DIMITRIS DIMITRIOU/ANA

Tractors rumbled over the Acheloos River on Saturday on their way to block the road linking Antirio, in western Greece, with Ioannina, in the northwest. Pressing authorities for details about a proposed aid package, farmers have set up new roadblocks. They have threatened to block the bridge over the Isthmus of Corinth today.

As thousands of farmers across the country kept their tractors parked at key road junctions for the seventh day in a row yesterday, paralyzing transport, Agricultural Development Minister Sotiris Hatzigakis pledged to provide farmers with the precise details of subsidies they are demanding as a precondition for calling off their action.

Emerging from a three-hour meeting with unionists representing several road blockades across the country, Hatzigakis said he was confident that the government would “satisfy the farmers” and that there would “no longer be any reason for tractors to remain on the roads.”

But the minister stressed that there was no chance of any increase to a proposed 500-million-euro aid package to farmers. “The government will not give one euro more than this,” he said.

Some details about the breakdown of the aid package, per product and per hectare, were revealed yesterday and the remainder will be announced today, Hatzigakis said.

Farmers leaving yesterday’s meeting did not appear particularly enthused, with some saying that they had “expected more” and others stressing that roadblocks would continue.

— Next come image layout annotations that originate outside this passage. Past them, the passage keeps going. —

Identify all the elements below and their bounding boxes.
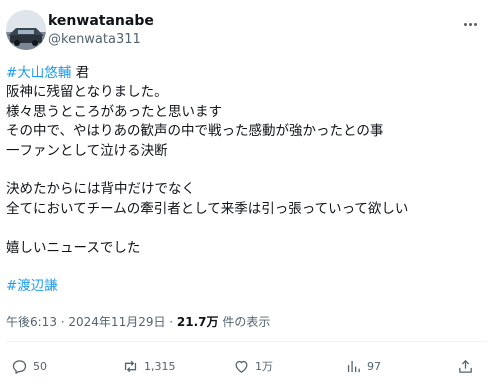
action-bar: 50 1,315 1万 97	[0, 355, 492, 377]
like-count: 1万	[255, 360, 273, 373]
hashtag-link[interactable]: #大山悠輔	[6, 65, 71, 81]
tweet-line-hashtag: #渡辺謙	[6, 277, 486, 296]
tweet: kenwatanabe @kenwata311 #大山悠輔 君 阪神に残留となり…	[0, 0, 492, 387]
tweet-line: 嬉しいニュースでした	[6, 239, 141, 256]
retweet-icon	[124, 360, 137, 372]
like-icon	[235, 360, 248, 373]
author-names: kenwatanabe @kenwata311	[48, 12, 154, 49]
divider	[6, 341, 486, 342]
reply-button[interactable]: 50	[11, 355, 47, 377]
tweet-header: kenwatanabe @kenwata311	[6, 10, 486, 50]
timestamp[interactable]: 午後6:13 · 2024年11月29日 ·	[6, 315, 177, 329]
like-button[interactable]: 1万	[233, 355, 273, 377]
display-name[interactable]: kenwatanabe	[48, 12, 154, 30]
tweet-line-title: #大山悠輔 君	[6, 64, 486, 83]
share-button[interactable]	[457, 355, 474, 377]
view-count: 21.7万	[176, 315, 219, 329]
tweet-meta: 午後6:13 · 2024年11月29日 · 21.7万 件の表示	[6, 314, 270, 330]
tweet-text: #大山悠輔 君 阪神に残留となりました。 様々思うところがあったと思います その…	[6, 64, 486, 297]
views-label: 件の表示	[218, 315, 271, 329]
share-icon	[459, 359, 472, 373]
reply-icon	[12, 359, 27, 374]
views-button[interactable]: 97	[345, 355, 381, 377]
title-suffix: 君	[71, 65, 90, 81]
tweet-line: 一ファンとして泣ける決断	[6, 142, 168, 159]
tweet-line: 決めたからには背中だけでなく	[6, 181, 195, 198]
tweet-line: 阪神に残留となりました。	[6, 84, 168, 101]
more-icon[interactable]	[460, 14, 480, 34]
views-icon	[347, 360, 360, 372]
retweet-count: 1,315	[144, 359, 176, 373]
tweet-line: 全てにおいてチームの牽引者として来季は引っ張っていって欲しい	[6, 200, 409, 217]
tweet-line: 様々思うところがあったと思います	[6, 103, 222, 120]
user-handle[interactable]: @kenwata311	[48, 31, 154, 49]
hashtag-link[interactable]: #渡辺謙	[6, 278, 58, 294]
reply-count: 50	[33, 359, 47, 373]
tweet-line: その中で、やはりあの歓声の中で戦った感動が強かったとの事	[6, 123, 384, 140]
avatar[interactable]	[6, 10, 46, 50]
retweet-button[interactable]: 1,315	[122, 355, 176, 377]
bookmark-count: 97	[367, 359, 381, 373]
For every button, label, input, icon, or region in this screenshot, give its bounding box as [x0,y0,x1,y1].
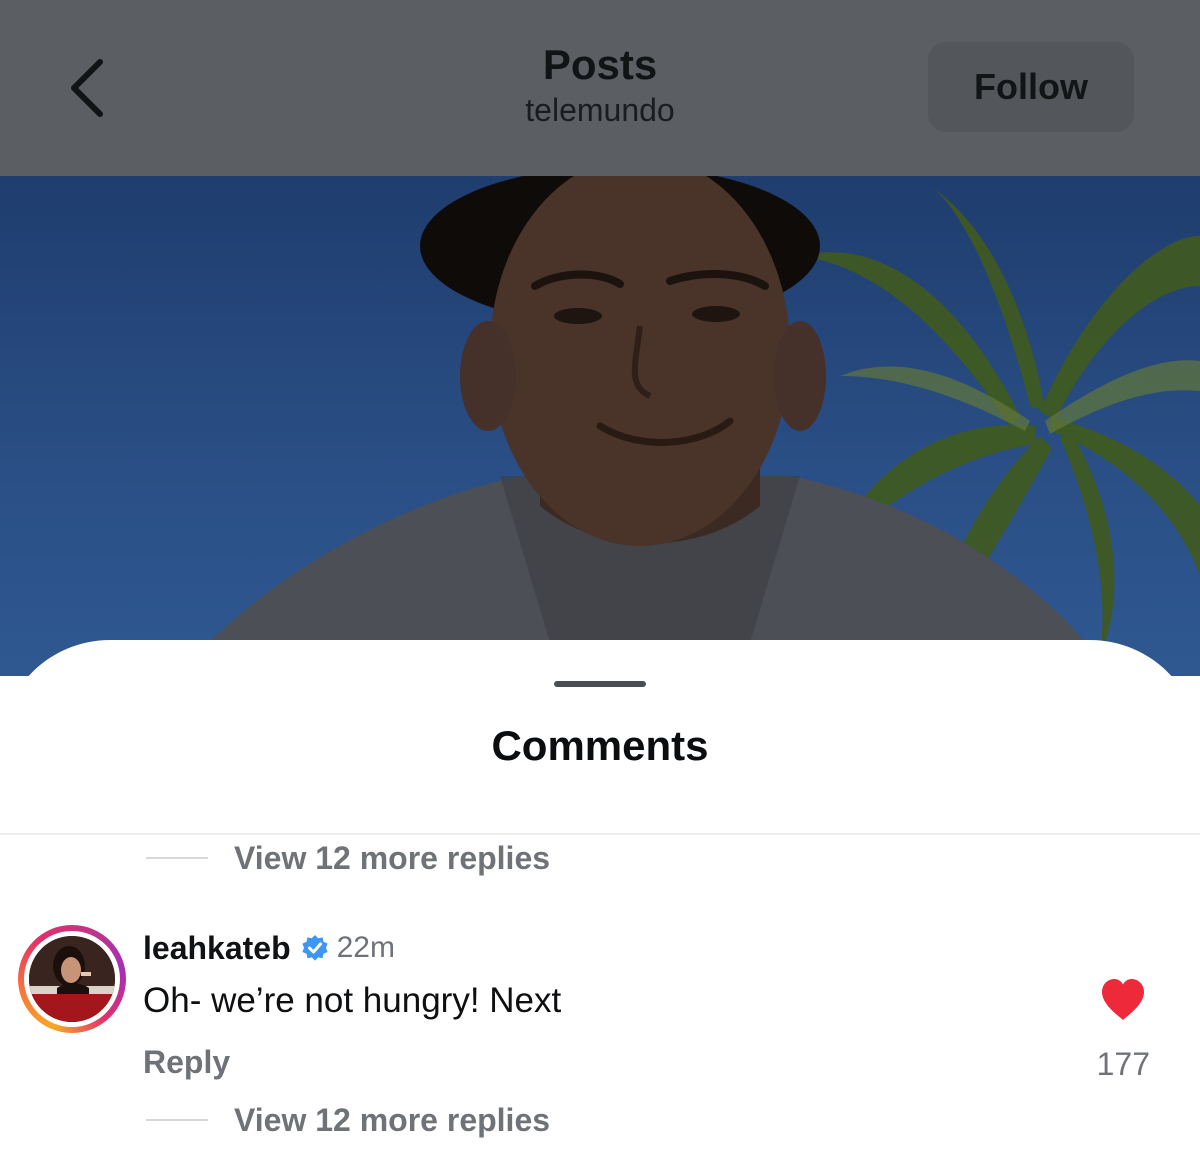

There were also signs that the movement had splintered. Unionists attending yesterday’s meeting represented only one section of farmers. A new group, calling itself the Greek Farmers’ Coordinating Body, is due to send representatives to talk with ministry officials in Athens today.

In the meantime, tractors remained parked at dozens of strategic points across the national road network and near the borders with Turkey and Bulgaria. Blockades set up several days ago along the Athens-Thessaloniki national road and in northern and western Greece remained in place over the weekend, while several new ones sprung up. One of the largest new blockades was on the national road connecting Antirio, in western Greece, to the northwestern town of Ioannina. Farmers also set up new blockades at the junctions of Malgara, Halkidona and Yiannitsa.

Farmers have threatened to spread disruption into the Peloponnese today by blocking the bridge over the Isthmus of Corinth.